While Johnson and Berlinerblau disagree on certain aspects of how to start a dialogue, they do believe it is a possibility for anyone, even if they don’t have the same time to study history as the two professors. Intellectual curiosity and the ability to admit mistakes, qualities they demonstrated while teaching their class together, are key.

In addition, there should be an expectation of pain, which can be, as Berlinerblau puts it, “bottomless, justifiably.” But there cannot be a sense of “one-upmanship” or comparison when it comes to that pain within Black and Jewish history.

Microprojects can prove very important to building understanding and trust, the two scholars find. Identifying a shared interest and working to improve those conditions together on a small, local scale is a good way of uniting communities. 

Though Johnson doesn’t share his colleague’s cautious optimism, he says there has been a surprising uptick in the number of Jewish federations wanting to have conversations about race, which is a success in itself.

“They’re all grappling with ‘how do we address this within our own community?’” Johnson says. “I think that’s a miraculous step in the right direction.”

Jacob Schermerhorn is a Rochester Beacon contributing writer. The Beacon welcomes comments and letters from readers who adhere to our comment policy including use of their full, real name. Submissions to the Letters page should be sent to [email protected]

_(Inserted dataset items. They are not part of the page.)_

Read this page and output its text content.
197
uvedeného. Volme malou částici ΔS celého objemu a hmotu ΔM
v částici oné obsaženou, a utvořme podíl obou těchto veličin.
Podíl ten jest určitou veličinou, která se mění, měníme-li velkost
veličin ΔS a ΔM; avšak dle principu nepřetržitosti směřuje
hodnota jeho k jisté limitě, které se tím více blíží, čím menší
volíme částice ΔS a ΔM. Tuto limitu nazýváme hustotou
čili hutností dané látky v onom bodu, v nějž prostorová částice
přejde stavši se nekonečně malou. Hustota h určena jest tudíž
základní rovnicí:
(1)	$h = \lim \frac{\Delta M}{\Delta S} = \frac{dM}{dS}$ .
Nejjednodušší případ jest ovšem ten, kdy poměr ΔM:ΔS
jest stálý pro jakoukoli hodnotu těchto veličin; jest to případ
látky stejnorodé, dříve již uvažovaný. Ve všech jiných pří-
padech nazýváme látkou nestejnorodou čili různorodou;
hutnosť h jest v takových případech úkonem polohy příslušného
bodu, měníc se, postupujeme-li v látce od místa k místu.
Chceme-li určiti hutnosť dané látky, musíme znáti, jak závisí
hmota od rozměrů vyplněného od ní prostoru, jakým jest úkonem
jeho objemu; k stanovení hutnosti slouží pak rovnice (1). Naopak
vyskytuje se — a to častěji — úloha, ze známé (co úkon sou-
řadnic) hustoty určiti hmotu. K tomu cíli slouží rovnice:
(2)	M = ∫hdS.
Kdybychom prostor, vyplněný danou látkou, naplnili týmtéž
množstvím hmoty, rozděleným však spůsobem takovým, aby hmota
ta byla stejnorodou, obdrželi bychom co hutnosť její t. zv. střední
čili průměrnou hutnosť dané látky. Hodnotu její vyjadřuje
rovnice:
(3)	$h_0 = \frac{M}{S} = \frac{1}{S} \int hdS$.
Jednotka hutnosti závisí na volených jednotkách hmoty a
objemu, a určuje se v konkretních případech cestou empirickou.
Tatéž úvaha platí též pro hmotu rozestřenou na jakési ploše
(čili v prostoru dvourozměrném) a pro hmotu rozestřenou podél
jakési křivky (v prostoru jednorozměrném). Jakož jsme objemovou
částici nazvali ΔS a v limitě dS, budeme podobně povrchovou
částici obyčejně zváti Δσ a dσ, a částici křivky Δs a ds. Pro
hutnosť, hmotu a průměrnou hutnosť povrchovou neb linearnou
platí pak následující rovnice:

One thought on “An invitation to dialogue

  1. I will continue to push the narrative that stereotyping and grouping people based on superficial criteria people want to apply to each individual in a group is a valid way to open a conversation. It’s not likely to result in a positive long-term outcome.
    No Jew or Black individual has the same exact values or beliefs. Within any so-called homogeneous grouping, there is diversity. An upper-class New York City Jew who attended public school and rarely attended synagogue has little in common with an ultra-conservative, Uzi-toting, land-grabbing Israeli Jew stealing land from poor Palestinian farmers.
    I divide “Jewishness” into two subgroups; religion and (genetics/culture.) My DNA shows that I’m genetically Jewish but don’t actively practice. My Mother was interned in a Nazi concentration camp and survived. She and I would have animated discussions about how because of all the persecution and suffering Jews endured for thousands of years, including being slaves of Egyptians and chased all over the middle east and Europe that more than any other group, we should have great empathy for Palestinians and Blacks living in America.
    White Jews can pass as generic whites, whereas Blacks cannot, making superficial racism more complex.
    I’m treading on thin political ice, but behavior and cultural habits are more likely to contribute to interracial animus than skin color or income. Humans congregate and live with members of the same “tribe” that shares history, values, and culture. That’s why fully integrating and melding populations into a true melting pot is challenging.
    Although Rochester is generally a liberal, accepting, and empowering community, prior White Anglo-Saxon, Italian, Irish, and other groups who settled here in the nineteenth century had their share of uphill battles to become mainstream and resisted fully embracing multiple migrations.
    Politicians and so-called leaders are vested in building power blocks based on dividing us, parsing us into as many small groups as possible, and ensuring their power and, cynically, their income.
    It’s a positive step to have different groups speak openly and honestly with one another. I’m not convinced that academics, clergy, or community leaders are the ones that need to have these conversations. They must bring small groups of ordinary citizens together to define what we have in common and what are chronic, deep, and dividing structural differences that individuals and families can systematically work on. Start small and grow a movement of person-to-person understanding.